Last summer, a judge blocked an Ohio law that forced abortion seekers to wait 24 hours in between a mandatory, in-person “counseling” appointment and their actual abortion saying it violated the state’s 2023 constitutional amendment guaranteeing a right to abortion prior to fetal viability. However, Republicans are seeking to reinstate this policy with a new bill, HB 347. It’s unclear why they believe a mandatory waiting period wouldn’t simply be blocked again.

Personhood watch

A very scary total abortion ban, which would classify abortion as homicide, will be heard by a South Carolina Senate committee on Wednesday. If the bill is enacted, people who have abortions could be charged with murder. Alarmingly, the bill contains an explicit exception for contraception—but defines contraception as “the prevention of fertilization of an ovum by a sperm.” A “contraceptive” is specifically defined as “a drug, device, or chemical that prevents conception.” Currently, drugs and devices that prevent the implantation of a fertilized egg are also considered contraceptives under state law, but this bill would remove that part of the definition, seemingly elevating the status of fertilized eggs under law. As we recently explained, contraceptives like IUDs and the morning-after pill don’t generally work by preventing implantation—but conservatives often claim they do. This redefinition suggests that South Carolina Republicans may be itching to target these forms of birth control by claiming they cause abortion, echoing recent rhetoric from the Trump administration.

Assaults on queer people

Women’s Law Project has filed a first-of-its-kind complaint with the Pennsylvania Human Relations Commission, arguing that the University of Pittsburgh Medical Center’s move to deny gender-affirming care to patients under 19 violates state laws against sex discrimination.
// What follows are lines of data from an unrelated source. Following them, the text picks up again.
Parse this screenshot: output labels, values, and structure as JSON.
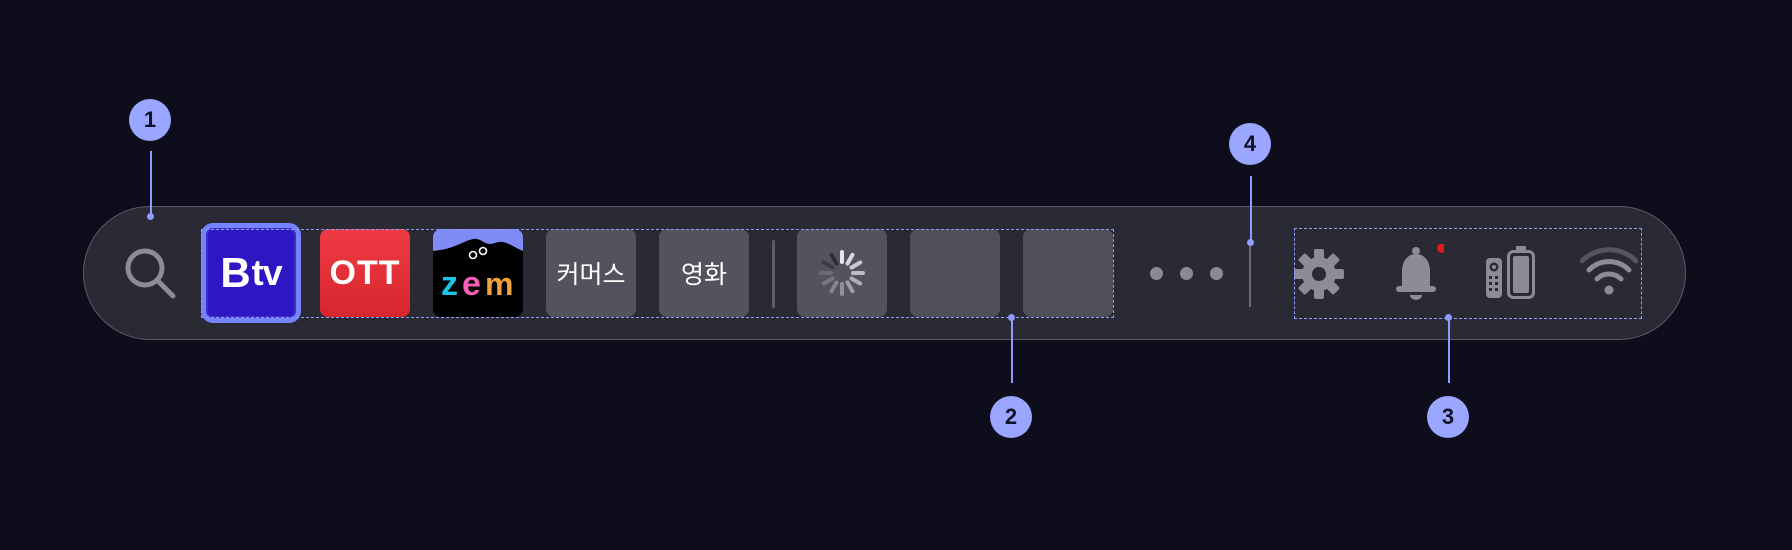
{
  "apps": [
    {
      "name": "Btv",
      "label_main": "B",
      "label_sub": "tv",
      "color": "#2e16c2",
      "focused": true
    },
    {
      "name": "OTT",
      "label": "OTT",
      "color": "#e8333a"
    },
    {
      "name": "ZEM",
      "label": "zem",
      "color": "#000000"
    },
    {
      "name": "commerce",
      "label": "커머스"
    },
    {
      "name": "movie",
      "label": "영화"
    }
  ],
  "placeholders": [
    {
      "state": "loading"
    },
    {
      "state": "empty"
    },
    {
      "state": "empty"
    }
  ],
  "more_label": "more",
  "system_icons": [
    "gear-icon",
    "bell-icon",
    "remote-battery-icon",
    "wifi-icon"
  ],
  "notification_dot_color": "#e0181f",
  "callouts": [
    "1",
    "2",
    "3",
    "4"
  ],
  "accent_color": "#8f9bff",
  "icons": {
    "search": "search-icon"
  }
}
The Trump administration said it had pulled $15 million in funding for new magnet programs in New York City schools because of policies that allow transgender students to access bathrooms and play on sports teams that correspond with their gender identity. The administration argues this is a form of sex discrimination that violates Title IX. According to school officials, these funds would have paid for summer learning opportunities, afterschool programs, and specialized curricula. The administration is carrying out similar attacks on schools in Chicago and Fairfax County, Virginia

Extremism

A federal judge in Colorado ruled that the man charged in the November 2015 mass shooting at a Colorado Springs Planned Parenthood clinic is mentally incompetent to stand trial, despite being involuntarily medicated since April. The judge said the suspect Robert Dear is unlikely to improve even with additional treatment, meaning that the case could be permanently stalled. Dear killed three people and wounded nine others. He reportedly said “no more baby parts” during his arrest, in an apparent reference to deceptively edited videos released months earlier by the anti-abortion organization Center for Medical Progress.

Quick hits

  • “A campaign for the FBI to adopt a new designation of ‘transgender ideology-inspired violence and extremism’ is less about law enforcement than politics,” writes Melissa Gira Grant in the New Republic.
  • Susan B. Anthony Pro-Life America and the anti-abortion Women Speak Out PAC will spend $4.5 million in an attempt to get a Republican into Michigan’s vacant Senate seat in 2026. They’re also pumping the same amount into the Senate race in Georgia.
  • A California woman is suing two Catholic-affiliated hospitals in state court for denying her emergency abortion care.  
  • Singer Florence Welch on her ectopic pregnancy and ruptured fallopian tube: “The closest I came to making life was the closest I came to death.”